Çoğu zaman, ilgi çekici yerlerin yakınındaki ücretsiz umumi tuvaletlerin girişinde, giriş için küstahça zorla para alan insanlar olur. Bazı dolandırıcılar şöyle diyor: “Boşverdiğin kadar öde!” Bu, örneğin aynı Sacré-Coeur'da özellikle yaygındır.

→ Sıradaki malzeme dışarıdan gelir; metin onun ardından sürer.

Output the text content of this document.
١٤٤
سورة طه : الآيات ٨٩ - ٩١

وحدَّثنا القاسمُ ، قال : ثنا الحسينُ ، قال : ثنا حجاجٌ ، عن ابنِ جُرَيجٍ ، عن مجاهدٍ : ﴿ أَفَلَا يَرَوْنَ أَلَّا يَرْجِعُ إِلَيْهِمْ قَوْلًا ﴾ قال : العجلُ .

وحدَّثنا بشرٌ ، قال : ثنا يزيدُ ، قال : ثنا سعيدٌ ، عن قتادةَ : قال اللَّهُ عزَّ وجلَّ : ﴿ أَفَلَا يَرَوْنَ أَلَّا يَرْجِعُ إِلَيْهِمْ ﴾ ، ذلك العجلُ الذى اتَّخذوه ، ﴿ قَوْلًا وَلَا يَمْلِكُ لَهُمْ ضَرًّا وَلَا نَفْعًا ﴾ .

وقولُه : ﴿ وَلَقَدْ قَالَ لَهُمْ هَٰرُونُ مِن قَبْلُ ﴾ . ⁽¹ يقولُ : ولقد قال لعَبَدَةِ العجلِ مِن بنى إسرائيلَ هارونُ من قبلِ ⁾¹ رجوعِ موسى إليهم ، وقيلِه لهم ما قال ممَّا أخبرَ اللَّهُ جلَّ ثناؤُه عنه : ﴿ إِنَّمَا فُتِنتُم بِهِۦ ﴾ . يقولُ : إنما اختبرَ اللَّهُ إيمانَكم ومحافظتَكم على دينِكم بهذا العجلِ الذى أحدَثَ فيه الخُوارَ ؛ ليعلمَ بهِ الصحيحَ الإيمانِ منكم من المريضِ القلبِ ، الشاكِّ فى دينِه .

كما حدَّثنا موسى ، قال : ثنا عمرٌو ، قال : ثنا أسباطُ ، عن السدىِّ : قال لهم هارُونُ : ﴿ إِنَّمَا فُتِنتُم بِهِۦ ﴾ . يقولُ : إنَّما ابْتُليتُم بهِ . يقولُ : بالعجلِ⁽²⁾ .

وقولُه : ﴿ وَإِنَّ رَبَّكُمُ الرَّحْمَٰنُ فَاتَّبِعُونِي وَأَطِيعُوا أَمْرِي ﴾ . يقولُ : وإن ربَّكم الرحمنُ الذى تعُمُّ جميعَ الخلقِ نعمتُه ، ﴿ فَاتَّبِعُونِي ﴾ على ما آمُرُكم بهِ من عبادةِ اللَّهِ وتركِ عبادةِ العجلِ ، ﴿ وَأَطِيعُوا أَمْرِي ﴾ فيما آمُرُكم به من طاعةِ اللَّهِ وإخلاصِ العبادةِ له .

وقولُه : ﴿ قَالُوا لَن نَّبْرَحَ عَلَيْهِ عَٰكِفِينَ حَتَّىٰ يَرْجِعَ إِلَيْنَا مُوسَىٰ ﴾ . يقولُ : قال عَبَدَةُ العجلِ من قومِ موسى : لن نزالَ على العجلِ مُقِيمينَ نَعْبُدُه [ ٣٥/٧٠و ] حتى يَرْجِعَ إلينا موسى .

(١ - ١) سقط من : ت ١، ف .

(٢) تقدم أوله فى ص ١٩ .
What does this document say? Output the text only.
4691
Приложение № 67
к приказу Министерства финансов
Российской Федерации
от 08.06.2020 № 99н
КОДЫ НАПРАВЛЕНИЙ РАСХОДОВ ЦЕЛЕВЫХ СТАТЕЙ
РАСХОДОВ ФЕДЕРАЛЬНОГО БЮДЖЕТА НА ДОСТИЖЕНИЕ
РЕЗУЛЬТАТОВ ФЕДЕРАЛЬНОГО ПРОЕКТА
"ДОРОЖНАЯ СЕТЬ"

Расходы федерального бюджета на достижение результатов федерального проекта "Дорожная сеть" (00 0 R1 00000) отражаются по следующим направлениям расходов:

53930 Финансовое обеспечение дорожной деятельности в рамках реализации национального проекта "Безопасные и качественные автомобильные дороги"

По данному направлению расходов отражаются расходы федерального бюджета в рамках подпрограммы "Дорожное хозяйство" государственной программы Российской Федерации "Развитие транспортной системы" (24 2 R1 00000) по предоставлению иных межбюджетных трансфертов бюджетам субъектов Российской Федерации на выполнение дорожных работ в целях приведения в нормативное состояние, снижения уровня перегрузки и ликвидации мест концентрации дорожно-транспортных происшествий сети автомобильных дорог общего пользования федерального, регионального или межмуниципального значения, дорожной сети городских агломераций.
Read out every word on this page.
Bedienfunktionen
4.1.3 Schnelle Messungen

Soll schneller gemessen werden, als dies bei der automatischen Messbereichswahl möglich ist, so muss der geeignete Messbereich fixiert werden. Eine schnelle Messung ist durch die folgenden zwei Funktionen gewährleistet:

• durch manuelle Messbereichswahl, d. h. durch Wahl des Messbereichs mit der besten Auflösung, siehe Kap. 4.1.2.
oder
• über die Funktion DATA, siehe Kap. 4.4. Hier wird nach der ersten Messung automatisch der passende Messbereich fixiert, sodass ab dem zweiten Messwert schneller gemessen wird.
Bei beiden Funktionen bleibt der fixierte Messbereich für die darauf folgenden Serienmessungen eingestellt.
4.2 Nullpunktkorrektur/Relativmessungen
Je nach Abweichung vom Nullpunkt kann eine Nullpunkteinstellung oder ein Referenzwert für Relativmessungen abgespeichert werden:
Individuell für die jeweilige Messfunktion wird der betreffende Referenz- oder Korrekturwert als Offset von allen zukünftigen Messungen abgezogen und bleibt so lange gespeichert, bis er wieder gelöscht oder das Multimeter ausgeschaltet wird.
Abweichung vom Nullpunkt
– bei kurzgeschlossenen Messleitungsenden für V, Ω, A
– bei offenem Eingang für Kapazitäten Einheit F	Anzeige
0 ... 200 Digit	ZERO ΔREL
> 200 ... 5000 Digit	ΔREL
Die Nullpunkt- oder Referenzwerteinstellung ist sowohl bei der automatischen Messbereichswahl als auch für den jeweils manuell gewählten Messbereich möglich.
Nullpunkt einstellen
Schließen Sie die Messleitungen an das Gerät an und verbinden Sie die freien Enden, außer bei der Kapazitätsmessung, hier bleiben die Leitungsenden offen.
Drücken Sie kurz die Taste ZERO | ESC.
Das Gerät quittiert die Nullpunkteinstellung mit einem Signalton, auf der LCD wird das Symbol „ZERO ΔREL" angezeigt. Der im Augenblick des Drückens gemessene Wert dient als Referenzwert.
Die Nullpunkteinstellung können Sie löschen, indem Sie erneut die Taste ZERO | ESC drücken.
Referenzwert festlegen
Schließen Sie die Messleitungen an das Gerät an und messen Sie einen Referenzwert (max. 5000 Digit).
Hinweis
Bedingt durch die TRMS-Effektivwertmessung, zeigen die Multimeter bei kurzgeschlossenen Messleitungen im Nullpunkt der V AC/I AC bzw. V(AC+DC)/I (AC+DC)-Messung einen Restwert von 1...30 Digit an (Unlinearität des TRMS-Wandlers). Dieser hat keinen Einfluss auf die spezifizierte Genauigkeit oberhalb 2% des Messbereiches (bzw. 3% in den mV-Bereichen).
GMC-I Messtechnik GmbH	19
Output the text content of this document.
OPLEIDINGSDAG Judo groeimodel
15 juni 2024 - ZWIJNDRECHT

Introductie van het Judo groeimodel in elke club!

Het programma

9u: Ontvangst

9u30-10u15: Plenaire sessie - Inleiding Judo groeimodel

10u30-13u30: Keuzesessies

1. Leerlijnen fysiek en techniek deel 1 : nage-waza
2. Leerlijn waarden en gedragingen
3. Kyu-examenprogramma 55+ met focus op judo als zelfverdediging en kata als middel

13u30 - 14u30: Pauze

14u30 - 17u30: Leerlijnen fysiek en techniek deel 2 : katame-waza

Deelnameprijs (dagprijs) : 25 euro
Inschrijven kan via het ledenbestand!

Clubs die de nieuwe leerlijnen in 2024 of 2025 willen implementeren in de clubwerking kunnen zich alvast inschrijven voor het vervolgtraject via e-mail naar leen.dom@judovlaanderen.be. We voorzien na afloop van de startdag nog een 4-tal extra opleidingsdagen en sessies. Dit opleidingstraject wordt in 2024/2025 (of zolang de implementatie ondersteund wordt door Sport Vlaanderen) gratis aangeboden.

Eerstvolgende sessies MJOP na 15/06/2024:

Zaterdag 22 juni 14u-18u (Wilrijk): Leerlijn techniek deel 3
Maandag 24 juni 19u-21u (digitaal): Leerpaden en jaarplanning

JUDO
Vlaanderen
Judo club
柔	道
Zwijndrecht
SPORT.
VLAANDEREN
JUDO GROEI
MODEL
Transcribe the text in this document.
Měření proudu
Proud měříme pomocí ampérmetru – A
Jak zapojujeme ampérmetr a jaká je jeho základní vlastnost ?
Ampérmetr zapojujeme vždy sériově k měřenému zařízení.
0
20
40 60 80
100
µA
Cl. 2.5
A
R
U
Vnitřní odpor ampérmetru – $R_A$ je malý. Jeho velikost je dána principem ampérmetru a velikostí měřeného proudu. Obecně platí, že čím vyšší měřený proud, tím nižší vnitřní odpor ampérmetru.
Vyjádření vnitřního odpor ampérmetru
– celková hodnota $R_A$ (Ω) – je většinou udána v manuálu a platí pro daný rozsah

Bu kısır sistemle çatışmaya ve mücadele etmeye değer mi? Soru karmaşık. Büyük olasılıkla, yerel dışlanmışlarla hesaplaşmaya ihtiyacınız yok; dolandırıcılara ödeme yapmayacaksanız, tuvalete gitmek ve başka bir yerde tuvaleti kullanmak daha iyidir.

Hatıra Saldırısı

Erkekler sinir bozucu sinekler gibi, Eyfel kuleleri ve diğer hediyelik eşyalarla turistik noktalarda dolaşıyor. İnsanların para kazanmak istemesinde yanlış bir şey yok. Kötü olan şey, bir noktada müdahalecilik ve satıcıların sayısının sinirlerinizi bozmaya başlamasıdır. Özellikle güzel manzaraların tadını sakince çıkarmak yerine mülkünüzün güvenliği konusunda endişelenmeniz gerekiyorsa. Ayrıca çoğu zaman aynı hediyelik eşyalar başka yerlerden çok daha ucuza satın alınabiliyor.

Şüpheli tanıdıklar

Bu nokta da çok önemlidir. Yeni tanıdıklarınıza çok fazla güvenmenize gerek yok, tetikte olun. Bu özellikle kadınlar için geçerlidir. Belki siz kafanızda bir yabancıyla evlenmenin ve en sevdiğiniz ülkeye göç etmenin harika olasılıklarını hayal ederken, seçtiğiniz kişi zaten mücevherlerinize bakıyor ve cüzdanınızın içindekileri düşünüyor.